State v. Effler, 698 S.E.2d 547 (NC Ct. App. 2010)
State: North Carolina
Date: September 7, 2010
STATE v. EFFLER
698 S.E.2d 547 (2010)
STATE of North Carolina v. James William EFFLER.
Court of Appeals of North Carolina.
September 7, 2010.
Attorney General Roy Cooper, by Special Deputy Attorney General James A. Wellons, for the State.
Winifred H. Dillon, Garner, for defendant appellant.
HUNTER, JR., ROBERT N., Judge.
James William Effler (“defendant”) appeals as a matter of right from his conviction for voluntary manslaughter. On appeal, defendant argues: (1) that the trial court committed plain error when it instructed the jury that it could find defendant guilty of voluntary manslaughter if the jury found that defendant was the aggressor, where the record is void of any evidence that defendant was the aggressor; (2) that the trial court committed plain error when it failed to instruct the jury ex mero motu that defendant had no duty to retreat; and (3) that the trial court erred by denying defendant’s motion to dismiss because the State failed to present sufficient evidence that defendant was the aggressor or that defendant used excessive force. After review, we hold that the trial court’s instructions to the jury did not constitute plain error, and that sufficient evidence was presented that defendant was the aggressor and/or used excessive force. As such, we find no error.
I. Factual and Procedural Background
On 7 September 2009, defendant was tried before a jury on an indictment charging him with first-degree murder in McDowell County Superior Court. Defendant entered a plea of not guilty.
At trial, the State’s evidence tended to show the following: Defendant lived in a camper parked on his mother’s property beside her home. Defendant shared the camper with his girlfriend and several of his displaced acquaintances. The victim, Dan Michael Brown (“Brown”), had been a close friend of defendant for over fifteen years. Prior to his death, Brown had been living with defendant for several months due to strained family relations and a recent breakup with his girlfriend. Both defendant and his mother voiced concerns that Brown needed to seek alternate living arrangements and find employment. Defendant also complained that the individuals in his home needed to leave because they were not assisting him financially.
On the morning of 27 November 2007, Thomas Thompson (“Thompson”), defendant’s employer, arrived at defendant’s residence to transport defendant, Wayne Elliott, and Tim Edwards to the jobsite where they had been working.
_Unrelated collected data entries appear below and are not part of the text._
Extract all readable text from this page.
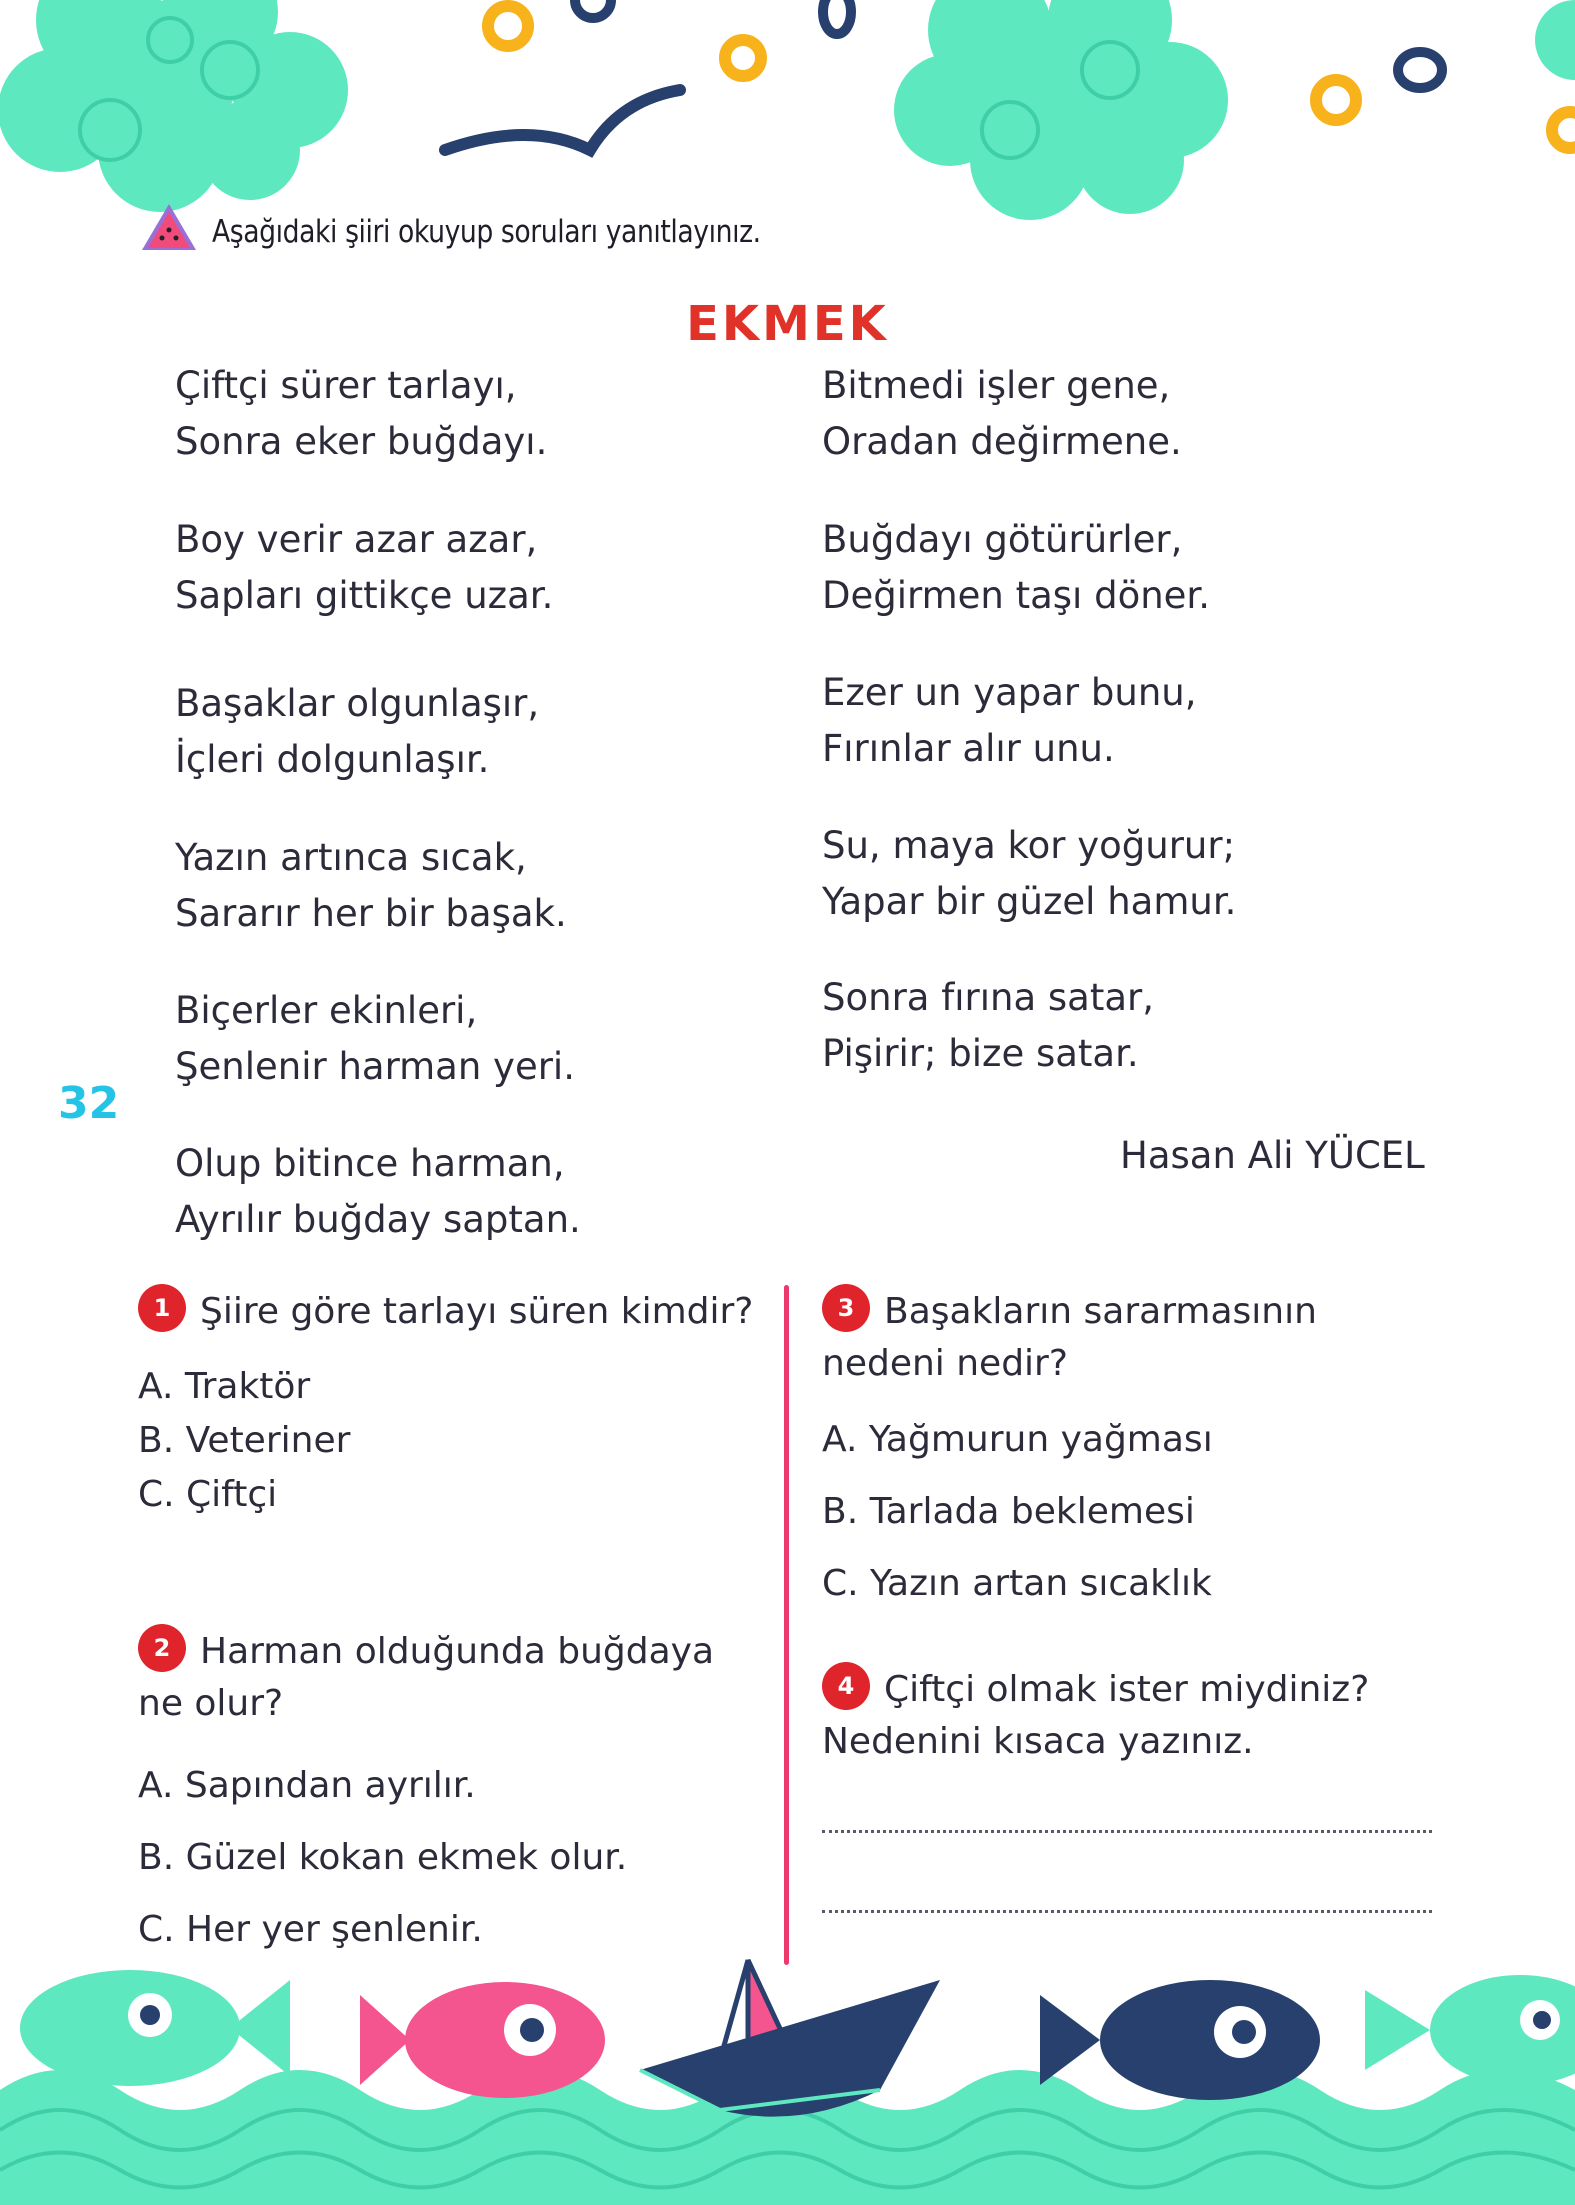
Aşağıdaki şiiri okuyup soruları yanıtlayınız.
EKMEK
Çiftçi sürer tarlayı,
Sonra eker buğdayı.
Boy verir azar azar,
Sapları gittikçe uzar.
Başaklar olgunlaşır,
İçleri dolgunlaşır.
Yazın artınca sıcak,
Sararır her bir başak.
Biçerler ekinleri,
Şenlenir harman yeri.
Olup bitince harman,
Ayrılır buğday saptan.
Bitmedi işler gene,
Oradan değirmene.
Buğdayı götürürler,
Değirmen taşı döner.
Ezer un yapar bunu,
Fırınlar alır unu.
Su, maya kor yoğurur;
Yapar bir güzel hamur.
Sonra fırına satar,
Pişirir; bize satar.
32
Hasan Ali YÜCEL
1 Şiire göre tarlayı süren kimdir?
A. Traktör
B. Veteriner
C. Çiftçi
2 Harman olduğunda buğdaya ne olur?
A. Sapından ayrılır.
B. Güzel kokan ekmek olur.
C. Her yer şenlenir.
3 Başakların sararmasının nedeni nedir?
A. Yağmurun yağması
B. Tarlada beklemesi
C. Yazın artan sıcaklık
4 Çiftçi olmak ister miydiniz? Nedenini kısaca yazınız.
Thompson allowed defendant to drive his 1990 Ford Explorer, because defendant knew a shorter route to the jobsite. Before leaving, defendant left Brown a note informing Brown that he would need to find somewhere else to stay, or find a job to assist defendant and his mother financially.
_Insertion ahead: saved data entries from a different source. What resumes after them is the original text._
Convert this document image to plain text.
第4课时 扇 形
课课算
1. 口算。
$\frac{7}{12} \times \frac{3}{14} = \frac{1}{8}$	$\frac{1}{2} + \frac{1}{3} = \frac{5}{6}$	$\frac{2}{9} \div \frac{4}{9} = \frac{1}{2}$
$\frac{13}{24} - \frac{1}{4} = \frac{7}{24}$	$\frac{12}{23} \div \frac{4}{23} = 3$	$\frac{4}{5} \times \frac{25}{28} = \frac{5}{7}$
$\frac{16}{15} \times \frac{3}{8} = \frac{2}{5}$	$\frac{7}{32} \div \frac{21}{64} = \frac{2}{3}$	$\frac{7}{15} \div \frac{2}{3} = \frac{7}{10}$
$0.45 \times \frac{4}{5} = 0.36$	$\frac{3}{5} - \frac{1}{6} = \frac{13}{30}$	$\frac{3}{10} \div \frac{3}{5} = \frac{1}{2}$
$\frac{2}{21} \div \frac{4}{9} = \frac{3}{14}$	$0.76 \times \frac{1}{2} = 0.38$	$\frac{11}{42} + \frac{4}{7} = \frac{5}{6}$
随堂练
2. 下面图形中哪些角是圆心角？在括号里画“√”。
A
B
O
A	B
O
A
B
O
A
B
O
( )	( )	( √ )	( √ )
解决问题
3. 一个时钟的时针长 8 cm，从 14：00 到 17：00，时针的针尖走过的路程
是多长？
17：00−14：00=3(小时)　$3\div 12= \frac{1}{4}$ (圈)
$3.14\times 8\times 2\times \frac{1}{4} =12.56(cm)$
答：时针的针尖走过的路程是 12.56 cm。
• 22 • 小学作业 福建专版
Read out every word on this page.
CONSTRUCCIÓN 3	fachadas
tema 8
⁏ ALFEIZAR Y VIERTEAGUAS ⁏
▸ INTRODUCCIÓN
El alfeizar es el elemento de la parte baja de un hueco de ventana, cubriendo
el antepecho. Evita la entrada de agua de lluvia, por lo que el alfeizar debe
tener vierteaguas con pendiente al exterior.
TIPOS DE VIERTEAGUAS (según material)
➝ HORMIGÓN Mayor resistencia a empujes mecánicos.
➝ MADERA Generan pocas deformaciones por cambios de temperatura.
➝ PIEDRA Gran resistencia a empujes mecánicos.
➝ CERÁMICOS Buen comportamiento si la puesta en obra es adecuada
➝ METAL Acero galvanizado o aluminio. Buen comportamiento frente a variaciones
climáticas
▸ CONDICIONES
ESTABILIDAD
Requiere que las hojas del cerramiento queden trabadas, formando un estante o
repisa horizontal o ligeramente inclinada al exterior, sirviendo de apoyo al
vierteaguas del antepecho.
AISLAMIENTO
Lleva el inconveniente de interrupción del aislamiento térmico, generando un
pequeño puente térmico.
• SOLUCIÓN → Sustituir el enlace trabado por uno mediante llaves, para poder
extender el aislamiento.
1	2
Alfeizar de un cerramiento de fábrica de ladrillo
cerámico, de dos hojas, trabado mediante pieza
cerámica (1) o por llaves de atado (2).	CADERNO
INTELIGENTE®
Approximately twenty minutes after defendant left for work Brown read defendant’s note and became extremely agitated. Brown and Destini Rhodes (“Rhodes”), defendant’s girlfriend, argued briefly, leaving Rhodes upset and crying. Rhodes exited the camper and began to call defendant repeatedly in an effort to get defendant to return to the camper and address Brown. Rhodes told defendant that she was not comfortable staying in the camper with Brown. Defendant instructed Rhodes to take her belongings and a baseball bat into his mother’s home.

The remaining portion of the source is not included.